A Latex Metabolite Benefits Plant Fitness under Root Herbivore Attack

Plants produce large amounts of secondary metabolites in their shoots and roots and store them in specialized secretory structures. Although secondary metabolites and their secretory structures are commonly assumed to have a defensive function, evidence that they benefit plant fitness under herbivore attack is scarce, especially below ground. Here, we tested whether latex secondary metabolites produced by the common dandelion (Taraxacum officinale agg.) decrease the performance of its major native insect root herbivore, the larvae of the common cockchafer (Melolontha melolontha), and benefit plant vegetative and reproductive fitness under M. melolontha attack. Across 17 T. officinale genotypes screened by gas and liquid chromatography, latex concentrations of the sesquiterpene lactone taraxinic acid β-D-glucopyranosyl ester (TA-G) were negatively associated with M. melolontha larval growth. Adding purified TA-G to artificial diet at ecologically relevant concentrations reduced larval feeding. Silencing the germacrene A synthase ToGAS1, an enzyme that was identified to catalyze the first committed step of TA-G biosynthesis, resulted in a 90% reduction of TA-G levels and a pronounced increase in M. melolontha feeding.

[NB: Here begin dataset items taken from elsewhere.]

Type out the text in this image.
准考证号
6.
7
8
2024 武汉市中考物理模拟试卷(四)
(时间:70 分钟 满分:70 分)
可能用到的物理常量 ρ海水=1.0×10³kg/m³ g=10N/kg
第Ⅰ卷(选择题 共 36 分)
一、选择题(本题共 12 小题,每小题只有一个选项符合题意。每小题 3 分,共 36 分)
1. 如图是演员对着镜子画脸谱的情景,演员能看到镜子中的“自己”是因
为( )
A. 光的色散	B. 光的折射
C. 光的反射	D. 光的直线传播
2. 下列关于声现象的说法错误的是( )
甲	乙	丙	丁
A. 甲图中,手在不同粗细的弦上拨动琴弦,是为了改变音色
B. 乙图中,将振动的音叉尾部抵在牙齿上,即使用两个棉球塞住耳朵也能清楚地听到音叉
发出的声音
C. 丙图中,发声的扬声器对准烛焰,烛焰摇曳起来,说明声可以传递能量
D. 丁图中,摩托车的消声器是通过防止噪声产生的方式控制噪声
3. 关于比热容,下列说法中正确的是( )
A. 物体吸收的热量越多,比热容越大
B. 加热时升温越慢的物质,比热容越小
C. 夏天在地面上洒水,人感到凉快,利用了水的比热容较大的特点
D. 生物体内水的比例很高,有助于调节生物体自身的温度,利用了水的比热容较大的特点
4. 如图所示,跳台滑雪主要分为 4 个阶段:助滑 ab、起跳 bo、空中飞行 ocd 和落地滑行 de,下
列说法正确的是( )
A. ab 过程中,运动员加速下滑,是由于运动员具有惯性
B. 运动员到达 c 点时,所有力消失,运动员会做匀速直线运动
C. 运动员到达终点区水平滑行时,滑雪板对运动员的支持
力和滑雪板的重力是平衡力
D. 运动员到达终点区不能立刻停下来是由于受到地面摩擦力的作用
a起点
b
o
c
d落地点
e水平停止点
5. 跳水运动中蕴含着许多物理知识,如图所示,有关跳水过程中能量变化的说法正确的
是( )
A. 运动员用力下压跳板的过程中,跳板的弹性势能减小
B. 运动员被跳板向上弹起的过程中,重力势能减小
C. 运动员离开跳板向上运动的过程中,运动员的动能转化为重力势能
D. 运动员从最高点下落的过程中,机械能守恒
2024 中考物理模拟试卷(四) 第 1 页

Transgenic, TA-G-deficient lines were preferred by M. melolontha and suffered three times more root biomass reduction than control lines. In a common garden experiment involving over 2,000 T. officinale individuals belonging to 17 different genotypes, high TA-G concentrations were associated with the maintenance of high vegetative and reproductive fitness under M. melolontha attack. Taken together, our study demonstrates that a latex secondary metabolite benefits plants under herbivore attack, a result that provides a mechanistic framework for root herbivore driven natural selection and evolution of plant defenses below ground.

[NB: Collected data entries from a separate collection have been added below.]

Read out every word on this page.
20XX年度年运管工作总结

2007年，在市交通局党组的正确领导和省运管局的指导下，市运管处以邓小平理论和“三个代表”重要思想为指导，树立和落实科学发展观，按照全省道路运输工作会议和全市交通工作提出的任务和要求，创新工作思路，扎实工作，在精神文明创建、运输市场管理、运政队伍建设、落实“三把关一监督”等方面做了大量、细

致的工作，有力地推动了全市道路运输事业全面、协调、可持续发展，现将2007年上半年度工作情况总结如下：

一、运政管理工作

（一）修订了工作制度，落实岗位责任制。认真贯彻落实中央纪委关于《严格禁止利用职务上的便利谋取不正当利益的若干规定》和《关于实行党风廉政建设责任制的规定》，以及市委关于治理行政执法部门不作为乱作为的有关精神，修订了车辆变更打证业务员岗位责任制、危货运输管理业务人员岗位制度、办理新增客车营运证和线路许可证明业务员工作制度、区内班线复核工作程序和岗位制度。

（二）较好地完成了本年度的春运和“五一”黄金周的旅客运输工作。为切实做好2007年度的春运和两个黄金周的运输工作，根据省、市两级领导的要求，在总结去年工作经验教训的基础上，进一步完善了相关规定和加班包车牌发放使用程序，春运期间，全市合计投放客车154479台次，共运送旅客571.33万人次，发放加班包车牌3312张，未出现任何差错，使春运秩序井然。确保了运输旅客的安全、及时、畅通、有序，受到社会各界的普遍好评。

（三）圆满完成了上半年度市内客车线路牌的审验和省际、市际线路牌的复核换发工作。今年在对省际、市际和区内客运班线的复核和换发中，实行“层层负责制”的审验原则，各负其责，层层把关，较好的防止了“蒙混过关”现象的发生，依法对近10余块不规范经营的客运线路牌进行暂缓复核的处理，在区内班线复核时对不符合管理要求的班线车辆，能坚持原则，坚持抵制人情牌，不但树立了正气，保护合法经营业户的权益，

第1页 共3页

A below-ground herbivore shapes root defensive chemistry in natural plant populations

Plants display extensive intraspecific variation in secondary metabolites. However, the selective forces shaping this diversity remain often unknown, especially below ground. Using Taraxacum officinale and its major native insect root herbivore Melolontha melolontha, we tested whether below-ground herbivores drive intraspecific variation in root secondary metabolites. We found that high M. melolontha infestation levels over recent decades are associated with high concentrations of major root latex secondary metabolites across 21 central European T. officinale field populations. By cultivating offspring of these populations, we show that both heritable variation and phenotypic plasticity contribute to the observed differences. Furthermore, we demonstrate that the production of the sesquiterpene lactone taraxinic acid β-d-glucopyranosyl ester (TA-G) is costly in the absence, but beneficial in the presence of M. melolontha, resulting in divergent selection of TA-G. Our results highlight the role of soil-dwelling insects for the evolution of plant defences in nature.